Carpenter has been a studio potter for the past nine years. "Making pots daily offers an understanding of the development of my work and a never-ending quest for new ideas." His pottery studio is located at Curve studios & garden, in the heart of Asheville's River Arts District.?In 2008, Carpenter was juried into the prestigious Southern Highland Craft Guild. Also in 2008, one of his salt-glazed platters was added to the Mint Museum's permanent collection in Charlotte, NC.

Carpenter's pieces are among the artwork of more than one hundred thirty five artists from Western North Carolina and around the country featured at Crimson Laurel Gallery.?"Presenting this body of work amongst so many of my peers is incredibly humbling and gratifying," says Carpenter.

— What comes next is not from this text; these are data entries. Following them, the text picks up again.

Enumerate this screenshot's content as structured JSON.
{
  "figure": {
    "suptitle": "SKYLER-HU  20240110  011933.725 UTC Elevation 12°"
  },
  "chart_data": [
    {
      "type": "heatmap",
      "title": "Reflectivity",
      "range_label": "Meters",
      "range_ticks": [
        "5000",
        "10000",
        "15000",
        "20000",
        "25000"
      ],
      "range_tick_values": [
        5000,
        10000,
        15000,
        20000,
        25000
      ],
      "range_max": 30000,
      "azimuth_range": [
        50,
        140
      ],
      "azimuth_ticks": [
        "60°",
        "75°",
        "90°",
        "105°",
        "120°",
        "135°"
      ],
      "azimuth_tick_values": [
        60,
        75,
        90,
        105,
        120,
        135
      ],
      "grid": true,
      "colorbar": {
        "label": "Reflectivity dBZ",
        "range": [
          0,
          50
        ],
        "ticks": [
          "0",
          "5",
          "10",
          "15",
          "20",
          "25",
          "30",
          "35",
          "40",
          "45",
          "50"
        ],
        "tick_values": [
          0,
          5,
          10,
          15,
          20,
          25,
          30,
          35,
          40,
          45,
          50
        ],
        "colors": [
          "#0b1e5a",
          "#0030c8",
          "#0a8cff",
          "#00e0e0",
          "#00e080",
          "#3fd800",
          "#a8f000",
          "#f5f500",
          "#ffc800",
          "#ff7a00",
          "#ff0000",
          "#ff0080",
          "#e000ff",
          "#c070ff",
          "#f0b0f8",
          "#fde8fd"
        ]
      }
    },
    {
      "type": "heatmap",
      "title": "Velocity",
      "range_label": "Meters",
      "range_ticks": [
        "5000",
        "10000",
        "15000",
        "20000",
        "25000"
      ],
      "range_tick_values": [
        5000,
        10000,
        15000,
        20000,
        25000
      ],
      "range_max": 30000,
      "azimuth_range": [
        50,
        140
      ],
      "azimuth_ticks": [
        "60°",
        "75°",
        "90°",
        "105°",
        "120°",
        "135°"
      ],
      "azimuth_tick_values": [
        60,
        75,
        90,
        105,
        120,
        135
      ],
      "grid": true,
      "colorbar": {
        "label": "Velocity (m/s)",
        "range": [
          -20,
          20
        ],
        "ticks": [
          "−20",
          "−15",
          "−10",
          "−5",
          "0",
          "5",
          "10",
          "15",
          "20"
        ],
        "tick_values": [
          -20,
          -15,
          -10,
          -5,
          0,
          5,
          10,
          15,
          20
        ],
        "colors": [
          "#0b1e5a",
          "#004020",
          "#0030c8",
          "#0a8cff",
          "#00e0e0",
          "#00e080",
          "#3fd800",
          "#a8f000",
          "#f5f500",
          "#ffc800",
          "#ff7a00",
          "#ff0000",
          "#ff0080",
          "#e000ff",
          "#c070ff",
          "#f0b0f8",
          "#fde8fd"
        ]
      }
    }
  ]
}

Carpenter offered the following artist statement, "As a studio potter, I work diligently to make well-crafted wares for everyday people. It's seemingly less about the 'ritual of the table' and more about respecting a long tradition of craftsmen before me and discovering my own voice. As a contemporary potter, I often look to past traditions for inspiration. I'm interested in folk pottery of many origins. My native state of North Carolina, of course, offers a deep well of talented potters, both folk and contemporary, to look towards for inspiration."

"Simplicity in form offers a broad surface for me to embellish with lines, patterns, and drawings. Before I was introduced to the ceramics arts, I did a fair amount of illustration before and during art school. The combination of three-dimensional forms and two-dimensional drawings was a natural fusion of both my love of drawing and pottery, art and craft. It is my intention to bring together clear and abstract markings to engage the viewer to look closely at how design relates to the form of the pot," adds Carpenter.

Tzadi Turrou

Tzadi Turrou designs and crafts colorful tiles from small decorative tiles to larger architectural pieces. She has developed her formula for a black wax resist line of tiles crucial to her "cuerda seca" technique. The glazed "cuerda seca" technique involves silk screening and wax-resist lines on the already-fired clay. Turrou became interested in the arts while attending the American College in Paris. When she returned to the US, she entered an intense study of ceramics in Massachusetts. She later moved to Colorado to continue her studies and then moved on to Arizona where she was involved in organizing demonstrations of raku and wheel-throwing clay to the public. This is where she became interested in tiles and discovered the "cuerda seca" technique.